Nos quadrinhos existem editores lendários como Julius Schwartz, Jim Shooter e Karen Berger, que descobriram a medida certa entre interferir e estimular a criatividade dos artistas.

Mas também existem outros mais lembrados pelos maiores tropeços como Bob Harras e Dan Didio, que excederam a mão na forma de lidar com as equipes criativas.

Harras, isso tá na SUA conta

Harras, isso tá na SUA conta

Toda obra original passa por um processo material de produção que passa por várias mãos e diferentes interesses. O editor tem uma função crucial: ele é o intermediário, coletor, carrasco, protetor ou guia das ideias do autor que, em sua subjetividade artística (ou delírio sem noção) têm pouca sintonia com os gostos ou capacidades intelectuais do público que ele quer que seja alcançado. Sem editor o autor insula. Sem o autor, o editor é um instrumento de precisão sem uso.

Tal como os Sith. Ou uma chave inglesa.

Tal como os Sith. Ou uma chave inglesa.

 Quadrinhos são um misto singular de duas linguagens, visual e escrita. A visual fica pro outro dia. A escrita é aquela que desafia a fragilidade da memória. A escrita tem uma genealogia. Ela tem fases. Do insculpir em pedra ao papiro. Do papiro ao códice. Do códice ao livro. Do livro ao tablet.

codex sinaiticus St Catherine's

O Roger Chartier, historiador da escrita e literatura, ensinou que não só o processo material é determinante para a publicação de uma obra, ele altera a própria forma com que ela é criada pelo autor. Ele cita um jurista espanhol que em 1675 ressaltou que, no mínimo, o editor deve saber como:

“[…] colocar pontos de interrogação, pontos de exclamação e parênteses, porque frequentemente a intenção dos escritores fica pouco clara se esses elementos, necessários e importantes para a inteligibilidade e compreensão do que está escrito ou impresso, estão ausentes, porque se um ou outro estão faltando, o significado é alterado, invertido ou transformado.” (Melchor de Cabrera Apud Chartier, 2013, p. 30)

Ah, mas hoje em dia é moooito melhor!
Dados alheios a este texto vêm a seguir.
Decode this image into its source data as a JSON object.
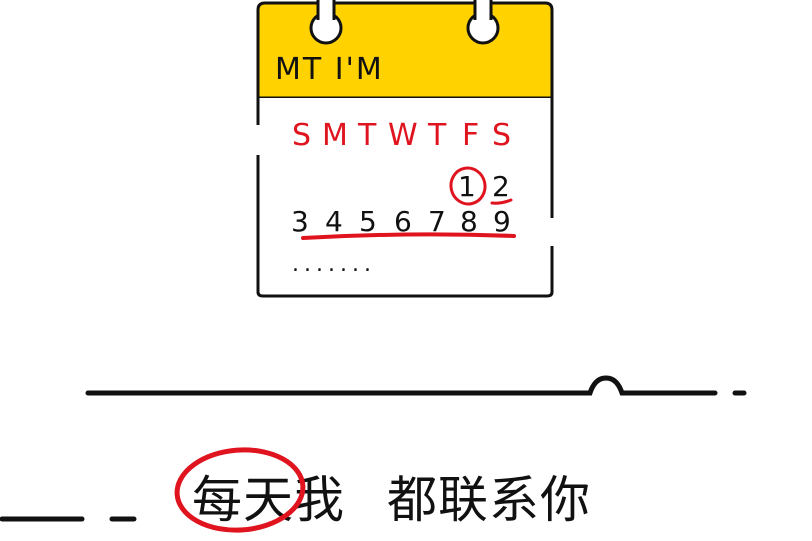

Posso tuitar ou postar no FB tooouuudo que tenho vontade!”

Não, hipotético adolescente de 16 anos de vernáculo estereotipado. Você pode publicar tudo DENTRO de um formato pré-determinado e que modula sua, digamos assim, originalidade, de forma automática. A editoração, no nível mais superficial, passou a ser tão mecânica que nem mesmo depende de um intermediário humano. 140 caracteres. “O que você está pensando”. É um ambiente intelectualmente habitável, mas criativamente estéril quando restrito apenas àqueles espaços ou alijado de diálogo real com outro ser-humano.

Resumindo: a produção intelectual, obra literária, em quadrinhos, musical etc, só se realiza enquanto dinâmica relacional, na interlocução entre autor, que serve como catalizador de um tema cultural e um editor, que serve como intermediário entre obra, condições materiais de produção e o público. “Autoria” individual, nesses termos, inexiste.  E isso não necessariamente é algo ruim.

O editor, silenciosamente, se trabalha bem, exerce uma função tão importante, e talvez ainda mais excruciante que do autor. Imagine, então, no caso de ter que fazer uma tradução, um trabalho vigiado por ele…

Kneel before editor

Kneel before editor

Se você se convenceu e acha tudo isso uma obviedade, uma pergunta inevitável. Não há editor que não esteja a serviço de um interesse, uma agenda, uma meta. Não há autor que queira esconder suas ideias. Quando você pensa no último bom quadrinho, livro, filme, peça ou música que leu, viu, assistiu ou ouviu, qual voz prevaleceu para dar a forma que aquela obra chegou a você?

Quem vigia os editores?

*Nota: Ex Libris significa “parte de”, um número ou edição parte de uma coleção seriada maior, de responsabilidade de uma equipe editorial. Coerente com o que aqui exposto, não há sequer uma única ideia original em todo este texto, Ex Libris Quadrinheiros.

Sobre Velho Quadrinheiro

Já viu, ouviu e leu muita coisa na vida. Mas não o suficiente. Sabe muito sobre pouca coisa. É disposto a mudar de idéia se o argumento for válido.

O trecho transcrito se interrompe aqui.